I do, of course, want to finish up the details (correct the Clouter data, and include the Seidler et al 2010 and Colom et al 2013 data) before I write up any kind of definitive conclusion & do a post-mortem of dual n-back.


Does DNB increase working memory? It need not increase IQ for it to be effective.


Apropos of this article following Gwern's discussion of spaced repetition:

I wonder if a Dual N-Back task that was based on material-to-be-memorized, rather than just positions/letters, would have interesting effects on working or long-term memory. (You'd be stressing two related/entangled recall systems at once.)

Anyone done that test?


I've never heard of that. You could probably script up something. Brain Workshop lets you specify a set of images to use, so I could imagine writing a script to extract the images of the next 30 flashcards and dump them into the folder each time you start up BW, and you would n-back with that...

I would be fascinated to hear how it went.


http://brainworkshop.sourceforge.net/

"Brain Workshop is a free open-source version of the dual n-back brain training exercise."


What exactly does "near WM" mean? Does this improve working memory on a long term basis or does near mean near in time? I feel like that might make it worth doing for me as a programmer as WM feels like a useful thing to improve even if it doesn't directly translate to IQ.


There's a bunch of WM tasks floating around, all slightly different: forward digit span, backward digit span, verbal spans, complex spans using arithmetic, game-like WM tasks designed for children, suites of WM tasks like Cogmed, tests included in quantified-mind.com or Lumosity or Cambridge Brainsciences, etc. These are what I mean by n-back may 'near' transfer to other WM tasks which are not themselves n-back.

As to how valuable WM is, I'm not sure. There were a bunch of positive papers from people like Klingberg, but these tend to use subjective measures or WM-related measures, and there seems to be an absence of studies tying the WM training to concrete useful changes like improved grades or standardized exam scores.
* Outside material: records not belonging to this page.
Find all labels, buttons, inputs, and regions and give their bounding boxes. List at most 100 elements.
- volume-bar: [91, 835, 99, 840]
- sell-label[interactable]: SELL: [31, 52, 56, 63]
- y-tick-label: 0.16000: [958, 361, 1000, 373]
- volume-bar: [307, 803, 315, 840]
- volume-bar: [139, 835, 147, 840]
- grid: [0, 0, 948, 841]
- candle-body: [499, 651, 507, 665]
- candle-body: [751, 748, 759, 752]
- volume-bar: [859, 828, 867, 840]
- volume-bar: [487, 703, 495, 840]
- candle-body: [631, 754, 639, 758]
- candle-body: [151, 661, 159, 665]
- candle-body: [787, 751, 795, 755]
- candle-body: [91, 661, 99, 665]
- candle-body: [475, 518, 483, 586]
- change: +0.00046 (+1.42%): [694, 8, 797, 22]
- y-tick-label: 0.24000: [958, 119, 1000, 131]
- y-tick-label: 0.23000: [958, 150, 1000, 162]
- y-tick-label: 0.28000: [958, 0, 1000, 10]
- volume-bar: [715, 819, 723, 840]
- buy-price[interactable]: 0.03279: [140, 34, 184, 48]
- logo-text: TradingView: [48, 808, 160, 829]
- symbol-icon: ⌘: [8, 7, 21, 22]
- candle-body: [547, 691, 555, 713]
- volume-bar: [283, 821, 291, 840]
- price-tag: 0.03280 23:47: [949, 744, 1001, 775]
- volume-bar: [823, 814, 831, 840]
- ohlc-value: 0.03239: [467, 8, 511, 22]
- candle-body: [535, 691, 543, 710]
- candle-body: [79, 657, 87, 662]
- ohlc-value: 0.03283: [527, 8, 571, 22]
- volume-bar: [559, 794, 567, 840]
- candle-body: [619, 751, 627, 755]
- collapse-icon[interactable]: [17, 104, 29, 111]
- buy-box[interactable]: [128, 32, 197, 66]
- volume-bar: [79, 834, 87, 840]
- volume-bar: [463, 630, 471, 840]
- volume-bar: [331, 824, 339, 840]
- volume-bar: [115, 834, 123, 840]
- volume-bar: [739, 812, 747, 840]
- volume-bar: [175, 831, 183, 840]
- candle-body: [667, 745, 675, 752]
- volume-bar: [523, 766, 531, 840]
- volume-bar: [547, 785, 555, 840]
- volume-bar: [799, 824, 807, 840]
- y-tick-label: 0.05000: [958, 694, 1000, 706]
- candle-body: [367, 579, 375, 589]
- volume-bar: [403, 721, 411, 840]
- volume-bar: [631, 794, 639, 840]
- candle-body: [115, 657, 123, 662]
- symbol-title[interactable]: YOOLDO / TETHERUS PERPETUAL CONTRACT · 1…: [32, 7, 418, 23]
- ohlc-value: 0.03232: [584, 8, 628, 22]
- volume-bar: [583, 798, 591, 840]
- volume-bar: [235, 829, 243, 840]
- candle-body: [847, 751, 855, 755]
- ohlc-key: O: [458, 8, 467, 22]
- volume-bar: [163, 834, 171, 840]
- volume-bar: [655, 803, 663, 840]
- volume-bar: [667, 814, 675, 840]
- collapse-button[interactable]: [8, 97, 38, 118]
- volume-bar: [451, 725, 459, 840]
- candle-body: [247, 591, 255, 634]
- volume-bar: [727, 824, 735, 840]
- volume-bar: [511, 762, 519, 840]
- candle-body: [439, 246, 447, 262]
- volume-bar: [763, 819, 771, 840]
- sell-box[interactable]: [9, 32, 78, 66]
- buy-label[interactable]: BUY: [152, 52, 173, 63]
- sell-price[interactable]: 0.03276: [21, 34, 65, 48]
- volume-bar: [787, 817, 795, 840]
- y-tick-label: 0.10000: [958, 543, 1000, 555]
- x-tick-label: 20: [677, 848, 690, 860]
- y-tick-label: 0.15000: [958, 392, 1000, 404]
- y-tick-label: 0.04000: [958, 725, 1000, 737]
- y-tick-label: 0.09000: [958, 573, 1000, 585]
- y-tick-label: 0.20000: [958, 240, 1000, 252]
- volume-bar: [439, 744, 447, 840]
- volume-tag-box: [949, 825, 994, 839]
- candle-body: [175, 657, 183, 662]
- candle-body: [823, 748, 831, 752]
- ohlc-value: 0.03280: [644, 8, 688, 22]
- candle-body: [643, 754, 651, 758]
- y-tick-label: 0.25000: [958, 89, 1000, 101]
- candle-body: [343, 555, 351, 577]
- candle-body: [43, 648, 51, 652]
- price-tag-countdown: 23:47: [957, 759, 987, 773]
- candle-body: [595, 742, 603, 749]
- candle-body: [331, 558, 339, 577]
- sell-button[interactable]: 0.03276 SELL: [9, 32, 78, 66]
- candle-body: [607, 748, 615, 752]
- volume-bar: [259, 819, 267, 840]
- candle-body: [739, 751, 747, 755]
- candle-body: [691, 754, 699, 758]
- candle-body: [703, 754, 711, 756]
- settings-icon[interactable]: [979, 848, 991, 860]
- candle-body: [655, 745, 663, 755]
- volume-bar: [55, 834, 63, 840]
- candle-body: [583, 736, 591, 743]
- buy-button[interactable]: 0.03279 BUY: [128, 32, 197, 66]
This is completely unsupported intuition, but I won't be surprised if programming especially benefits from working memory more than other aspects of intelligence. That is, it seems possible improved working memory improves programming, without improving grades or exam scores.


I think that's possible too, but I have no idea how one would study that. The empirical study of programming languages is still in its infancy - we can't even say with high confidence whether dynamic or static languages are better to work in, much less show that WM increases cause programming improvements.